The South African Reserve Bank is set to invest in currencies such as the Korean Won, Australian Dollar and the New Zealand Dollar.
“The bank has also taken steps to invest in new currencies. [It] will be diversifying into currencies such as the Korean Won, Australian Dollar and New Zealand Dollar,” said SARB Deputy Governor Daniel Mminele.
In his address at the Standard Bank 5th African Central Bank Reserves Management conference on 4 November 2013, the deputy governor said that for the first time in the central bank’s history, a portion of the reserves will be invested in the Chinese interbank bond market.

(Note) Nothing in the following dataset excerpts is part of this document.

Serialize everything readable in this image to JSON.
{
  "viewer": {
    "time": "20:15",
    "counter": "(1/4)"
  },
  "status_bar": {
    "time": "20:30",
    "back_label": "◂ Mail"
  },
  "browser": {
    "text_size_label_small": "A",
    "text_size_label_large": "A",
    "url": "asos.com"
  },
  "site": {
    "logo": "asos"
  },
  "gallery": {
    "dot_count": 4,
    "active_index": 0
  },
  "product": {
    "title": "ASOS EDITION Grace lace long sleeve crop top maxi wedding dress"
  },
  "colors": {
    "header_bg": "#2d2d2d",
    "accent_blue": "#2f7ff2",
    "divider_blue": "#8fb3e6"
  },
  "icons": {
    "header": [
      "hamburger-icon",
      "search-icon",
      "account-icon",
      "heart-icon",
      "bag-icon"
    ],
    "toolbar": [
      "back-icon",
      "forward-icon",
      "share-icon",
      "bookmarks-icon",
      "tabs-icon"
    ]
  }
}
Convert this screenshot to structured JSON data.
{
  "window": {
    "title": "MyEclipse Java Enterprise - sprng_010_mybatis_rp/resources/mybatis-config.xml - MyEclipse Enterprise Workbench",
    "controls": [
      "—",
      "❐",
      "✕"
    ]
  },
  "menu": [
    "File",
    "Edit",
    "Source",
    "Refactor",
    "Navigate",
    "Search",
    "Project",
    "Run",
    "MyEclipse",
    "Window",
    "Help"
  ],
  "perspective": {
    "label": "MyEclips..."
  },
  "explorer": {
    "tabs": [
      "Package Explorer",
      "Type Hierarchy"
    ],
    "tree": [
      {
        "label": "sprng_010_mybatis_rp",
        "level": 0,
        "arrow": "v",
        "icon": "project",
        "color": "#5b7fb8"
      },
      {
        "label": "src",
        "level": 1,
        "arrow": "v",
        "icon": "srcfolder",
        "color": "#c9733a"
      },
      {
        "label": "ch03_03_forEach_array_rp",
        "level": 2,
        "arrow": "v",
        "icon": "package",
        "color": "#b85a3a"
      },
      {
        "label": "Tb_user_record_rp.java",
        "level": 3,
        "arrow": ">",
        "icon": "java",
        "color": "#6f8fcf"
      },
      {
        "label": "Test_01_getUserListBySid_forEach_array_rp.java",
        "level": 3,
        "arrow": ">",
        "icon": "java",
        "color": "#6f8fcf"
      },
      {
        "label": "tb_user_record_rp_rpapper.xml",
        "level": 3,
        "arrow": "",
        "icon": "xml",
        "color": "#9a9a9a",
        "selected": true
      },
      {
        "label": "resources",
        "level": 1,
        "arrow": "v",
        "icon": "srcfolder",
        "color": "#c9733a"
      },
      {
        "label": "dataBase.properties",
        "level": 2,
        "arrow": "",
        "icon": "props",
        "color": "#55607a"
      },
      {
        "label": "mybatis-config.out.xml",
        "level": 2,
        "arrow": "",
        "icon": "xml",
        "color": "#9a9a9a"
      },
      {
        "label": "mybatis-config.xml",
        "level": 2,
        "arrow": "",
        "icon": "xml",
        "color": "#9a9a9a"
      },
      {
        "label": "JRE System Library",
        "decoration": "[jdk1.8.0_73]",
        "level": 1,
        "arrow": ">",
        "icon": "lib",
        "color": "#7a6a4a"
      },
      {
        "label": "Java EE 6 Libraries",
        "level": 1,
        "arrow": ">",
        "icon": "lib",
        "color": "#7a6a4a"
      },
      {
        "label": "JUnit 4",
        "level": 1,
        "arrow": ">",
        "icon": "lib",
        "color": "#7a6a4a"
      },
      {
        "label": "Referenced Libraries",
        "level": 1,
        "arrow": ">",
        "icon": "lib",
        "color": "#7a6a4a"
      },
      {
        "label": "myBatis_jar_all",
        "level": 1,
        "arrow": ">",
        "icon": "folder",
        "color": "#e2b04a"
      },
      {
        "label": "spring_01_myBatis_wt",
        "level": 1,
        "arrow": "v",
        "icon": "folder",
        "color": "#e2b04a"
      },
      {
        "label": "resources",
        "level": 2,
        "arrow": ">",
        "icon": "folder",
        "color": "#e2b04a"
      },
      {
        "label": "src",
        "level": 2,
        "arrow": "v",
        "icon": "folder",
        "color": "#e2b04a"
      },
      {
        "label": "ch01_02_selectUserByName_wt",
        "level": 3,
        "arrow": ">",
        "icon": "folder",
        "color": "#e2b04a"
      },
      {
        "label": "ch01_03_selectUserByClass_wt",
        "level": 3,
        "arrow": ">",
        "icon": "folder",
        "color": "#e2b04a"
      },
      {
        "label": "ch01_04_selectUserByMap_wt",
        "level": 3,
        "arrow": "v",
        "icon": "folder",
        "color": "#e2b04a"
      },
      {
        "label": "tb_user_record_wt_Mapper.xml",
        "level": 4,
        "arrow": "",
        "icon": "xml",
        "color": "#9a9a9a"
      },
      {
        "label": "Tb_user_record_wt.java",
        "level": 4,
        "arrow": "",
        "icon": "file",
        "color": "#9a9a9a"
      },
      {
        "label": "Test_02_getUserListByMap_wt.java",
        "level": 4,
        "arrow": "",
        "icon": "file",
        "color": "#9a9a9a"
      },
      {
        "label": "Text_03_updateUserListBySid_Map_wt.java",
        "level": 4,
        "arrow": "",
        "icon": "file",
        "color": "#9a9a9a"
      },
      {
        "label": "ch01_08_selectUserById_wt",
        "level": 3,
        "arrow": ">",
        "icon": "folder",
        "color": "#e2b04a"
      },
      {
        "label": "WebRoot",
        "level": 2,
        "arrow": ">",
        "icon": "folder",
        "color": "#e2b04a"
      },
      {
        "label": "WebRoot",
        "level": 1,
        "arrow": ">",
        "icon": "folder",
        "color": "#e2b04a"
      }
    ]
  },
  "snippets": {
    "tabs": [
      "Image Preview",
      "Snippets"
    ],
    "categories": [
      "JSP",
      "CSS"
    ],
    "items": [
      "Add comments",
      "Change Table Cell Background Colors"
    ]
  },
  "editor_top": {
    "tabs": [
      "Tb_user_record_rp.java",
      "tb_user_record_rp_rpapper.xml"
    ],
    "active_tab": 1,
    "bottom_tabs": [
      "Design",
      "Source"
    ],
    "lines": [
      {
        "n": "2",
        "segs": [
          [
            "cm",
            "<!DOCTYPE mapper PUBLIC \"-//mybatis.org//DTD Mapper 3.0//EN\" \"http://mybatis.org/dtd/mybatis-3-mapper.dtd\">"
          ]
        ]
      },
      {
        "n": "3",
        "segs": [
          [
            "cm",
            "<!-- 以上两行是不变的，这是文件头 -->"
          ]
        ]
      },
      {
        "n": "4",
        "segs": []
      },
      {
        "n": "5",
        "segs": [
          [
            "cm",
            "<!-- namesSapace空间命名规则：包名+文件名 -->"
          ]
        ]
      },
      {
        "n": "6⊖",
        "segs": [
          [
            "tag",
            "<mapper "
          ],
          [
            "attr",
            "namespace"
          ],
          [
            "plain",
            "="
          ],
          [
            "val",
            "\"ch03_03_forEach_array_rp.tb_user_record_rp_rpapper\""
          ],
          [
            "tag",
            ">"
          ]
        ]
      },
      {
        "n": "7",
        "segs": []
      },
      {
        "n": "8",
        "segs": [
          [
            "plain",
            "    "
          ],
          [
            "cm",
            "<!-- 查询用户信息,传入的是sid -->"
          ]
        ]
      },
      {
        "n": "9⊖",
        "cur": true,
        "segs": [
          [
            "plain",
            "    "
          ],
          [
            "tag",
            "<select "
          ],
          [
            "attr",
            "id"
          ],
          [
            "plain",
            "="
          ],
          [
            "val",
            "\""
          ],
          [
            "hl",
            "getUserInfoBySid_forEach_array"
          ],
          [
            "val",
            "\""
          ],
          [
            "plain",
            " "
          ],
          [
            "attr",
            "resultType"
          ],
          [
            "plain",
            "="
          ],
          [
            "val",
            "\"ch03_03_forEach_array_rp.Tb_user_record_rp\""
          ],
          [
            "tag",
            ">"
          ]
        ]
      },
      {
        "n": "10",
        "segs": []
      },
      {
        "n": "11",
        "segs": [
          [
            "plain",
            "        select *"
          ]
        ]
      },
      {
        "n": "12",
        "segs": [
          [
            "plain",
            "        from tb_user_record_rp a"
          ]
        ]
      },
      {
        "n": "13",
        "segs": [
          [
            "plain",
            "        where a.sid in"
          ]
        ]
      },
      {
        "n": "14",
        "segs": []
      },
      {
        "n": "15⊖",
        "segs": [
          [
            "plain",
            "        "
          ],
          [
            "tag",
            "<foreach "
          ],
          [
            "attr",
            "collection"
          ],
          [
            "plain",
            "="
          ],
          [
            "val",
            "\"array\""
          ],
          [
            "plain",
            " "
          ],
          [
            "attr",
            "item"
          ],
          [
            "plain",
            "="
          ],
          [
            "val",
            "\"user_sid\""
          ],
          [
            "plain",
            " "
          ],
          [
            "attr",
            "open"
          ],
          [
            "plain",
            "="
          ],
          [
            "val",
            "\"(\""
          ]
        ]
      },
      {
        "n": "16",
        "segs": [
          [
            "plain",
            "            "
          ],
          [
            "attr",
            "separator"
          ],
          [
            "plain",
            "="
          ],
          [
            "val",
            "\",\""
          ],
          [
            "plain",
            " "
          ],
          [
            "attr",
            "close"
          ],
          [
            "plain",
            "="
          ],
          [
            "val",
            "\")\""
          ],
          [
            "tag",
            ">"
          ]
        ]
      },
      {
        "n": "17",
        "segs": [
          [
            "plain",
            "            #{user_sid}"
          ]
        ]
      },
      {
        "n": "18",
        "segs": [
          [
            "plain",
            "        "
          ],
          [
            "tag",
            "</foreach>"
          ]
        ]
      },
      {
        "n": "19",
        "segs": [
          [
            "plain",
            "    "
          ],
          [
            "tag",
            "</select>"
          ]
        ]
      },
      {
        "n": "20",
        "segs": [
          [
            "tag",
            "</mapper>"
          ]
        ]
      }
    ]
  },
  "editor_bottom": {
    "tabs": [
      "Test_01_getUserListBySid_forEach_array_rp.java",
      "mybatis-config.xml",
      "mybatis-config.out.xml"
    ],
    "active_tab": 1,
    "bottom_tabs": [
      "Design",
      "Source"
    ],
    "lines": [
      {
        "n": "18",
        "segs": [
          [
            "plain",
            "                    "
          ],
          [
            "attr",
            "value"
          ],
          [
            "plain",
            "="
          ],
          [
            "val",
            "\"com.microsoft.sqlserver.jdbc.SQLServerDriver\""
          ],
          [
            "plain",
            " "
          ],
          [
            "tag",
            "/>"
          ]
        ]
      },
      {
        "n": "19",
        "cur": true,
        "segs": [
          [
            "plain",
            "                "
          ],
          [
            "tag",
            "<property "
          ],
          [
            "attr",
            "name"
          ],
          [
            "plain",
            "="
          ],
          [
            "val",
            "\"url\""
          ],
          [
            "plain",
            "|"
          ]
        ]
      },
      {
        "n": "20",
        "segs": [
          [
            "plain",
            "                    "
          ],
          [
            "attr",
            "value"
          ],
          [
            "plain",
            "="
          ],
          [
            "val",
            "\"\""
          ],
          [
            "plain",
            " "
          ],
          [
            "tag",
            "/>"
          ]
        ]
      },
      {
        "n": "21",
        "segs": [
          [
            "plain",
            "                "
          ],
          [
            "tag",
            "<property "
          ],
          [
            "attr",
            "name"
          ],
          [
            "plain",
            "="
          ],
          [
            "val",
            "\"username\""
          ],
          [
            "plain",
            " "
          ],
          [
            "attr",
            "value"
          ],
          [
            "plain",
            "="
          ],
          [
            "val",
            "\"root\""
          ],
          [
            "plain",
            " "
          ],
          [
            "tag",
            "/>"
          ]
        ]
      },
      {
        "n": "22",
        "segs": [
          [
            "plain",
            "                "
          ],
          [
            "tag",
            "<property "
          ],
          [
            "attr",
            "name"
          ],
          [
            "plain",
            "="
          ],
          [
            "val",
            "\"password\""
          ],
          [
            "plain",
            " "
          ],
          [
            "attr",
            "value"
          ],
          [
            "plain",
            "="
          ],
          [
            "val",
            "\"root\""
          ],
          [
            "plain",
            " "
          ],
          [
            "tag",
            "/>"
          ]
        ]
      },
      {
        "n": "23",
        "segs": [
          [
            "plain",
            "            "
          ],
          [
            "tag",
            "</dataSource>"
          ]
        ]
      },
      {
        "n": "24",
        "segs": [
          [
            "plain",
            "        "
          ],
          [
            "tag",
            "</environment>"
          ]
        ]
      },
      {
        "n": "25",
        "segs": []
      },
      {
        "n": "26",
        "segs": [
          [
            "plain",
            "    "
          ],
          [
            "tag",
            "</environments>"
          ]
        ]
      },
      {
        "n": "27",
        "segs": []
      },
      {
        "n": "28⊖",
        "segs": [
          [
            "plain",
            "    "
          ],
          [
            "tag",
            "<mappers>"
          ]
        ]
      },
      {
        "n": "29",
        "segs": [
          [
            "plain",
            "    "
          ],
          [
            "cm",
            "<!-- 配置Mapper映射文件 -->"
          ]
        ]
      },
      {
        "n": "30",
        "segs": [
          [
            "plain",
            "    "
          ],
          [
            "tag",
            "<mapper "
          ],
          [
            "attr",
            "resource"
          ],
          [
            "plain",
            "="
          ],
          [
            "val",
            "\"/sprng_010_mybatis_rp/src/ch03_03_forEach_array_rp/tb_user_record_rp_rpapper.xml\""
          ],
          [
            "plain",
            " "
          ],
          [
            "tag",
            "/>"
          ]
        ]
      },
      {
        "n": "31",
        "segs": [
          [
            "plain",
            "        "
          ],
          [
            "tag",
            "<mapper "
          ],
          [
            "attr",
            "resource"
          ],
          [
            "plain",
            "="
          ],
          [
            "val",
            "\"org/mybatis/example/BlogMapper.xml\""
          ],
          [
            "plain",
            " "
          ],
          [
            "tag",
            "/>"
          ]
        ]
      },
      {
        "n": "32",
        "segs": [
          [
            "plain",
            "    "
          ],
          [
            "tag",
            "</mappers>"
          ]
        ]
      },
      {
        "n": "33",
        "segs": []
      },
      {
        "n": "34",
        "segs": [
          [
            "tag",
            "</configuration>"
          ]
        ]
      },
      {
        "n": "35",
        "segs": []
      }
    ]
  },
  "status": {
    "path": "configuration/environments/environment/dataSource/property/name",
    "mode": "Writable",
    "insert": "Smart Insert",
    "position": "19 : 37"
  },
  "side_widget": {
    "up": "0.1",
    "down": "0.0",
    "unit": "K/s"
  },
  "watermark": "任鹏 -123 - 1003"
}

“South Africa was the first African central bank to be granted an investment quota for the Chinese onshore market. The Chinese bond market is the world’s first largest, continues to grow rapidly in both depth and liquidity and the onshore market provides more favourable yields,” said Mminele.
New asset classes that the bank has begun to invest in include covered bonds and mortgage-backed securities. SA has recently begun trading in bond futures to mitigate the potentially negative impact of rising bond yields on the reserves, as well as for more efficient portfolio management.
Mminele said that investing in these instruments demanded better skilled staff and more sophisticated information technology and risk system.
The bank has gained a great deal of training through external fund managers, including the two official sector fund managers, namely the Bank for International Settlements and the World Bank.
The central bank has been part of the World Bank’s Reserves Advisory and Management Programme (RAMP) since 2006, through which bank staff not only received extensive training but are now also in position to provide training and engage in knowledge transfer with other central banks within the SADC region.